A: I raise awareness of this issue with employers all the time. It’s crucial that boardrooms and senior managers get a grip on employee dishonesty. They need to understand the risks; not only the financial losses but also the damage to their reputation and the low morale caused by dishonesty amongst honest employees.

It’s human nature to want to believe that everyone is basically honest, especially if they’re a trusted employee. Unfortunately, my 18-year caseload shows that employers should consider employee dishonesty a real threat and look at preventing and disrupting it so that they don’t have to detect employee dishonesty when it’s too late.

Q: Which is the hardest to detect and prevent?
A: 
When a person has opportunity and is working alone and lower down the employment chain, it can be harder to detect. The dishonest person will frequently have autonomy across a number of business sections, and suspicion typically falls on a number of individuals.

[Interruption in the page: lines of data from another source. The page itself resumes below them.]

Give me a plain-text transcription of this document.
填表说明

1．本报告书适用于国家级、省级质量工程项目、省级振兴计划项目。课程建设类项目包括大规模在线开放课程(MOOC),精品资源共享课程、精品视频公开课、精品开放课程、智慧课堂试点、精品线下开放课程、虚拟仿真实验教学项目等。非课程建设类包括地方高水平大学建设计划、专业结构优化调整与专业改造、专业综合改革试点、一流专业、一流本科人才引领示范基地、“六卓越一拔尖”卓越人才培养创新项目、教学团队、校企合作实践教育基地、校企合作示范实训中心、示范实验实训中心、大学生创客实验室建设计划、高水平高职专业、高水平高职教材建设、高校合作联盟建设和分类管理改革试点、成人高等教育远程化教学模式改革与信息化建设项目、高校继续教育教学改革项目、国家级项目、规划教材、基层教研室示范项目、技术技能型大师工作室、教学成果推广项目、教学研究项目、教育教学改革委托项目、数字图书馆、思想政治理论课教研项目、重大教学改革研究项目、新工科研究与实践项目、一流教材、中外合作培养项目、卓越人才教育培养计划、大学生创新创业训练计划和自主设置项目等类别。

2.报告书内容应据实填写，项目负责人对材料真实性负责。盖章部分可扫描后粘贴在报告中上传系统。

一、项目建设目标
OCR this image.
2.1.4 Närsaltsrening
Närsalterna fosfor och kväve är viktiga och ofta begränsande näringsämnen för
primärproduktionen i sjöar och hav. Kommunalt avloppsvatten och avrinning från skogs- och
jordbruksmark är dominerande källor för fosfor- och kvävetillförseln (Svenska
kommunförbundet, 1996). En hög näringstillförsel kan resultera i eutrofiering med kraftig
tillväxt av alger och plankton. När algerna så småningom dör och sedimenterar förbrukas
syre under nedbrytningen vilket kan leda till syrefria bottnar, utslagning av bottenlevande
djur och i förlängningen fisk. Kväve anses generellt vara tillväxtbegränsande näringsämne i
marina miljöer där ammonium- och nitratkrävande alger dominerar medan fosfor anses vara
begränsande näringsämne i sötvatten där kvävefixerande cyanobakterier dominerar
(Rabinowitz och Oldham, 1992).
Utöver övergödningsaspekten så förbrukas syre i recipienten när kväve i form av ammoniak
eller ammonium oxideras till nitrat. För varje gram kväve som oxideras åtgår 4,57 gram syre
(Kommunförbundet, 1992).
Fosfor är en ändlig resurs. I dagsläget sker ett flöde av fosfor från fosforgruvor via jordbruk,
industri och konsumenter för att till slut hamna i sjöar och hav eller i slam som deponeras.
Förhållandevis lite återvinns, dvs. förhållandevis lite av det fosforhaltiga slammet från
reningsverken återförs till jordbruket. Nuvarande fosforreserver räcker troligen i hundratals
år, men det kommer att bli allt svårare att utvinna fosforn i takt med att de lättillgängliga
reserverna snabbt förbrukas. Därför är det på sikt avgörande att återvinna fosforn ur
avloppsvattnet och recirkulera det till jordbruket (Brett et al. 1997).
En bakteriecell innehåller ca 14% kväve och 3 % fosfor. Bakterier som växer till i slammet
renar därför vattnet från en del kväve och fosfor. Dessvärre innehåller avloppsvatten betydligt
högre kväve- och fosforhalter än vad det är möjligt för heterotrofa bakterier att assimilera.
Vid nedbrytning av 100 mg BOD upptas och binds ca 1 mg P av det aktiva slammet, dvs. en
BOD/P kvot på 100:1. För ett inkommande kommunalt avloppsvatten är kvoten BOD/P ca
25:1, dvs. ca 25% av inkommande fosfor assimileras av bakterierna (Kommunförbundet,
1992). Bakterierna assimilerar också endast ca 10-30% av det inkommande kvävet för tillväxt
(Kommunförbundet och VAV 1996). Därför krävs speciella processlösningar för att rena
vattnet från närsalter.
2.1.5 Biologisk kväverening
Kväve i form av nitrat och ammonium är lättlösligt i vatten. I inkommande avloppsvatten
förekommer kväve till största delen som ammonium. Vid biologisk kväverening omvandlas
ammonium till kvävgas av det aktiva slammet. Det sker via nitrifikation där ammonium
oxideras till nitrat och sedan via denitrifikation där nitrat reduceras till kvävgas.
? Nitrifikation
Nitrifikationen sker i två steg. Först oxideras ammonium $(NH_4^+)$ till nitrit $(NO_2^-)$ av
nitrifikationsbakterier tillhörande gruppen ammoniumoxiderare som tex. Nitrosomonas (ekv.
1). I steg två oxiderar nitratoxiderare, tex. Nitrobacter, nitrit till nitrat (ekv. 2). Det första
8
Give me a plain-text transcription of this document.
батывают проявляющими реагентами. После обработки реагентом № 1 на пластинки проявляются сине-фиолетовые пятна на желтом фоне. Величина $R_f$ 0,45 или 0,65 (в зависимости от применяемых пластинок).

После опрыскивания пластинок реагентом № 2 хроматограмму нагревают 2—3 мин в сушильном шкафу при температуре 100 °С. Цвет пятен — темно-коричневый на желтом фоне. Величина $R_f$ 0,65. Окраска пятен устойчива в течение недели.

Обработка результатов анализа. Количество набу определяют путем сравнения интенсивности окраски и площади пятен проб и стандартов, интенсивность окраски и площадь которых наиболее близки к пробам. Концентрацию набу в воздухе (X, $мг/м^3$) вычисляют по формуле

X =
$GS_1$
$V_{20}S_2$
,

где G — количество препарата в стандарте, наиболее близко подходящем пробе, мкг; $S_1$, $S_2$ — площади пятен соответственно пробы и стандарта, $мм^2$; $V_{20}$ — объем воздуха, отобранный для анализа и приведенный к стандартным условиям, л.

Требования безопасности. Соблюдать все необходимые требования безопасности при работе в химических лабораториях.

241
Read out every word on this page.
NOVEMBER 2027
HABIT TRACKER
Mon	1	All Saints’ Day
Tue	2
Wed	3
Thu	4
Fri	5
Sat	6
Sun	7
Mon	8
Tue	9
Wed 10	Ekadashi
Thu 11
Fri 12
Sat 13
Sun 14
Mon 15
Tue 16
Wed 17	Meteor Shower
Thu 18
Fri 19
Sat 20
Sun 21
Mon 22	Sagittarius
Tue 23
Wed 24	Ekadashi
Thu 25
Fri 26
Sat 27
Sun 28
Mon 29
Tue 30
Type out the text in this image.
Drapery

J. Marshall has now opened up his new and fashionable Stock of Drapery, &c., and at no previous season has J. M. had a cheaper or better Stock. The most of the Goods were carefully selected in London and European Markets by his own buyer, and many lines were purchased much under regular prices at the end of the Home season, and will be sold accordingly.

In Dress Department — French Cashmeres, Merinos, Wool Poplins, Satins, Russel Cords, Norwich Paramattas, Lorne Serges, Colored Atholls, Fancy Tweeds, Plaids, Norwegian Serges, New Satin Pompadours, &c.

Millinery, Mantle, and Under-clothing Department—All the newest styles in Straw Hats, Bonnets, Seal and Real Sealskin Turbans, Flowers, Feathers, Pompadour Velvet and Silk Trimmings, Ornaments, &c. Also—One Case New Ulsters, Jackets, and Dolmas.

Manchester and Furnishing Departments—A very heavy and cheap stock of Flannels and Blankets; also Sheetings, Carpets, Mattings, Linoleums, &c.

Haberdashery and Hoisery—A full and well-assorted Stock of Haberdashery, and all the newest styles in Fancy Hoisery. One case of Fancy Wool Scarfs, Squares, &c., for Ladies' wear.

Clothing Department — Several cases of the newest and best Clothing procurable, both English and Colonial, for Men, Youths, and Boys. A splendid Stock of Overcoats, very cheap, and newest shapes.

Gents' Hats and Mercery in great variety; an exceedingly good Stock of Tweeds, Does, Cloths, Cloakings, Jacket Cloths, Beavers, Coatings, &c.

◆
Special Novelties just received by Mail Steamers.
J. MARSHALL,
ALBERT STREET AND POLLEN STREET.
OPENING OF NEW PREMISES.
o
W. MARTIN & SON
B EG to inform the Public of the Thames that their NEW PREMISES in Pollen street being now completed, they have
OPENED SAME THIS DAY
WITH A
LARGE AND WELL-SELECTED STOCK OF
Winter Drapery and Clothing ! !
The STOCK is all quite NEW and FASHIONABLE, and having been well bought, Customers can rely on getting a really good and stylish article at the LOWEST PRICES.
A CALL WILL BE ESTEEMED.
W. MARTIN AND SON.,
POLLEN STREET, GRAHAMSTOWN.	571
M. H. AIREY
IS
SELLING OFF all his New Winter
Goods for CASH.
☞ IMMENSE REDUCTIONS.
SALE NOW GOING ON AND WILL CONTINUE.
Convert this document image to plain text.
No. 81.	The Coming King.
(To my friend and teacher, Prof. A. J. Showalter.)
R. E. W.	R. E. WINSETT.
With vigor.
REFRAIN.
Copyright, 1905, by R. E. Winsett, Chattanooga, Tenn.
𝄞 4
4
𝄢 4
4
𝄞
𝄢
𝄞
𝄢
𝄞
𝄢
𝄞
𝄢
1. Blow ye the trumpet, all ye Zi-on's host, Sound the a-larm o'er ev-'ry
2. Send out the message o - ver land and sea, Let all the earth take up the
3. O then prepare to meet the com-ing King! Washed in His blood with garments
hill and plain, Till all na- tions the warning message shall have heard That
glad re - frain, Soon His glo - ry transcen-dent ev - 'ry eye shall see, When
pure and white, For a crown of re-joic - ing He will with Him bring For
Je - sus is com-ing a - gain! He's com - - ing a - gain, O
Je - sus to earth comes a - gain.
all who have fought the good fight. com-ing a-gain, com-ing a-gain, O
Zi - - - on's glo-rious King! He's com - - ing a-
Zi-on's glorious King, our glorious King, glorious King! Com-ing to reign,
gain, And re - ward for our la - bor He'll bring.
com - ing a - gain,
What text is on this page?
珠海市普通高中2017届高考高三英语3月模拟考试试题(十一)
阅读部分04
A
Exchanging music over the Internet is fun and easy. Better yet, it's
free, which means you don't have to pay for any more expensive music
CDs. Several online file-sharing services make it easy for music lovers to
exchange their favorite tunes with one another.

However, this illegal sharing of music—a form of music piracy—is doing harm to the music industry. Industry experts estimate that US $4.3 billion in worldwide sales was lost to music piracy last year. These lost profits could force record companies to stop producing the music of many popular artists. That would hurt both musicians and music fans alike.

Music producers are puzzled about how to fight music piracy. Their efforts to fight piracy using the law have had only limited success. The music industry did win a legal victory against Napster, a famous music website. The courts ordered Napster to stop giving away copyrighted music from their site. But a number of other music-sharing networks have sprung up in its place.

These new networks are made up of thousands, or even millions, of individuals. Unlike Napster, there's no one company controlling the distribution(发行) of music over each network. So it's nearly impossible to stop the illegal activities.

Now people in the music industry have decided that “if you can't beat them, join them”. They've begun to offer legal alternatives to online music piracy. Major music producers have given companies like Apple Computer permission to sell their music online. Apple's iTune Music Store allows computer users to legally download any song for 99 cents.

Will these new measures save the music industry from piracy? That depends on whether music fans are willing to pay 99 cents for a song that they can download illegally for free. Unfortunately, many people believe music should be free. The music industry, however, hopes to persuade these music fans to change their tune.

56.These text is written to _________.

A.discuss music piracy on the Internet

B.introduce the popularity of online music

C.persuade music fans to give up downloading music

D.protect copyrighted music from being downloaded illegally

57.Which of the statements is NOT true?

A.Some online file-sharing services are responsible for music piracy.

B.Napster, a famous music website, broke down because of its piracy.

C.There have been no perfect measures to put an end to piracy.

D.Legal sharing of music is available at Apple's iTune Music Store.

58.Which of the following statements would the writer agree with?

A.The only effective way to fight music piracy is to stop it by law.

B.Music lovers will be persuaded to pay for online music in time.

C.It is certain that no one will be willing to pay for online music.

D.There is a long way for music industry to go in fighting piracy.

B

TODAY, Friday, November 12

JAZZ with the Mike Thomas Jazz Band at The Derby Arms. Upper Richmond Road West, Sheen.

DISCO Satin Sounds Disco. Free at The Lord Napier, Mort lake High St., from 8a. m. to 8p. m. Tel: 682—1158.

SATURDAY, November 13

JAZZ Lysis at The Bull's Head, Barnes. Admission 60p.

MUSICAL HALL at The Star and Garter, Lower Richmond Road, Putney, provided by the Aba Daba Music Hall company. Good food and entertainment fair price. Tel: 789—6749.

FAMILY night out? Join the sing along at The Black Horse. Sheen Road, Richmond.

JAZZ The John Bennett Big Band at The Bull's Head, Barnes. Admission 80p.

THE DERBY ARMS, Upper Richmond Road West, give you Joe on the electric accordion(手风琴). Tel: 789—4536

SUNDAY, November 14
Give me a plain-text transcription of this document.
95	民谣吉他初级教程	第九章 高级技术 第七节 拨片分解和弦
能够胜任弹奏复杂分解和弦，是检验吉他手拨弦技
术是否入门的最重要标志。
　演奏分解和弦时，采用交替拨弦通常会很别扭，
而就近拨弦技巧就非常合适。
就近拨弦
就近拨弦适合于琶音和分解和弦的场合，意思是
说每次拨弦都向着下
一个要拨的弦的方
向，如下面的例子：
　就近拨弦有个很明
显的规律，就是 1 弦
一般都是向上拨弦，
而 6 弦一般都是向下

Q: How do you prevent employee theft/fraud?
A: 
The potential for employee dishonesty is drastically reduced within business environments where there’s a higher chance of detection and the consequences are severe. The likelihood of employee dishonesty is significantly higher where the probability of detection is minimal as are sanctions and there is little or no action taken by the employer to detect it.

Q: What advice do you have for SME owner-managers?
A: 
Position yourself to prevent and disrupt employee dishonesty so that you don’t have to detect it. I offer a practical three-tier approach to tackle employee dishonesty: a senior management seminar; showing how and why employees are dishonest and the impact on your business and colleagues. This is followed by a gap analysis, highlighting the vulnerabilities of the business to reduce the opportunity for dishonest employees. Finally, I provide training so that when suspicions are raised, you can secure and preserve the evidence immediately.

Q: What do you do to relax?
A: 
I enjoy extreme high altitude trekking and I’ve done it in the Himalayas, Africa and South America. As a former rugby player, I keenly follow rugby union. I am dedicated to my family. I spend a lot of time with them and enjoy trips to the theatre and other outdoor activities.